Academic Nuriye Gülmen, who was suspended for alleged ties to the Gülen movement, has been detained 13 times due to her protests in front of the human rights monument in Ankara. Gülmen told BBC she was determined to continue her protest. Semih Özakça, an academic who was also dismissed under a state of emergency decree, joined Gülmen in her protest.
“They detained and tortured me. They can detain me 20 times. I have the strength of being right,” said Özakça.
Turkey survived a military coup attempt on July 15 that killed over 240 people and wounded more than a thousand others.

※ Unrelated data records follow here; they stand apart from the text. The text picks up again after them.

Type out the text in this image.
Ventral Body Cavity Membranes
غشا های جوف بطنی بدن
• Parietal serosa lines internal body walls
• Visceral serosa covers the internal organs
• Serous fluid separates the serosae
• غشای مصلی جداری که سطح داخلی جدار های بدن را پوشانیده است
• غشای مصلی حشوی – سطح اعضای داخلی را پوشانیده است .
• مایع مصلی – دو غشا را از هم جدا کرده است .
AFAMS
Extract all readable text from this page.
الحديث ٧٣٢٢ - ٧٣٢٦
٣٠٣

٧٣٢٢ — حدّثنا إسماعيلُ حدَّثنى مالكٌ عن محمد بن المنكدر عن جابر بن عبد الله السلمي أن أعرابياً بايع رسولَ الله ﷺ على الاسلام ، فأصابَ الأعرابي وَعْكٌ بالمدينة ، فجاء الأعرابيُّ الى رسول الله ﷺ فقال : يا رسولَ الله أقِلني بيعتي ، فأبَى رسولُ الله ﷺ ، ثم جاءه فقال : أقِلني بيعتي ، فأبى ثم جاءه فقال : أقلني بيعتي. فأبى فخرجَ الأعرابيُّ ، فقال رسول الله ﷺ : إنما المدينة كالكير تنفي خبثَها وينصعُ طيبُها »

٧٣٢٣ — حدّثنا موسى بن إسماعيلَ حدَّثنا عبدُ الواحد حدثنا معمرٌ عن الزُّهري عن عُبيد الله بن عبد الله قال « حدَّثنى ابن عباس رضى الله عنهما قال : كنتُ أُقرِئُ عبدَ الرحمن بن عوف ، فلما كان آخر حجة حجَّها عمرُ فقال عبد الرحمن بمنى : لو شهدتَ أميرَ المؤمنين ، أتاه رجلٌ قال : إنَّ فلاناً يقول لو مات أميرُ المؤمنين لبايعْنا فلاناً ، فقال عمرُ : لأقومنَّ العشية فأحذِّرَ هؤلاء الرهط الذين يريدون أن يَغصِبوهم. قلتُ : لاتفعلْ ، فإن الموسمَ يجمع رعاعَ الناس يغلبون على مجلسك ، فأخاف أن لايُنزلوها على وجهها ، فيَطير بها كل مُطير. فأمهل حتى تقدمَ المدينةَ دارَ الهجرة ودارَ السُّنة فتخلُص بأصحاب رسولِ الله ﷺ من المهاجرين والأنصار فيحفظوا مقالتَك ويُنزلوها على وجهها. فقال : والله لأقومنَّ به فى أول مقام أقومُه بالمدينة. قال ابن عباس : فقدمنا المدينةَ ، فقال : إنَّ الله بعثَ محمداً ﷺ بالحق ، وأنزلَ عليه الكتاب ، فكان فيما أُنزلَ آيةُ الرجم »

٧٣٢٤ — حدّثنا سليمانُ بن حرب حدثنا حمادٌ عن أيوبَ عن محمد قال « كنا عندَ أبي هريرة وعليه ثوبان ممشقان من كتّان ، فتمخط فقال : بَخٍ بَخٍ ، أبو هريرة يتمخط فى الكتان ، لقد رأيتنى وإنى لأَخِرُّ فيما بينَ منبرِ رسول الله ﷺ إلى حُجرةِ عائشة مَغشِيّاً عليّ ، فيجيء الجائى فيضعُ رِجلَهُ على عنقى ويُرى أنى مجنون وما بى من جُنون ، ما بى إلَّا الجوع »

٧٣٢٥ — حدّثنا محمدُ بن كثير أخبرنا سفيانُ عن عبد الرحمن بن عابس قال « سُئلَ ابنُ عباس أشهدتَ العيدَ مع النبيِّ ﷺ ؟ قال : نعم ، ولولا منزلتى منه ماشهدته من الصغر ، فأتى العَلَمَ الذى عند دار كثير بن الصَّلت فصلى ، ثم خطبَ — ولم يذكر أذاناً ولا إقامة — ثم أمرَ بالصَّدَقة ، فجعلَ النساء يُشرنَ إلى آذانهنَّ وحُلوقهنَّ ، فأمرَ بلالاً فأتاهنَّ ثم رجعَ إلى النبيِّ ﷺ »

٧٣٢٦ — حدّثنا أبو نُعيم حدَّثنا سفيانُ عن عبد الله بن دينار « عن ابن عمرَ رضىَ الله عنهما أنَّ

Immediately after the putsch, the government along with President Recep Tayyip Erdoğan pinned the blame on the Gülen movement.
Despite Turkish Islamic scholar Fethullah Gülen, whose views inspired the movement, and the movement having denied the accusation, Erdoğan — calling the coup attempt “a gift from God” — and the government launched a widespread purge aimed at cleansing sympathizers of the movement from within state institutions, dehumanizing its popular figures and putting them in custody.
A report published by the German Focus magazine in August claimed that Turkish government members decided to put the blame for the coup attempt on Gülen half an hour after the uprising and agreed to begin a purge of Gülen followers the next day.
About 115,000 people have been purged from state bodies, in excess of 92,000 detained and over 39,000 have been arrested since the coup attempt. Arrestees include journalists, judges, prosecutors, police and military officers, academics, governors and even a comedian. Critics argue that lists of Gülen sympathizers were drawn up prior to the coup attempt.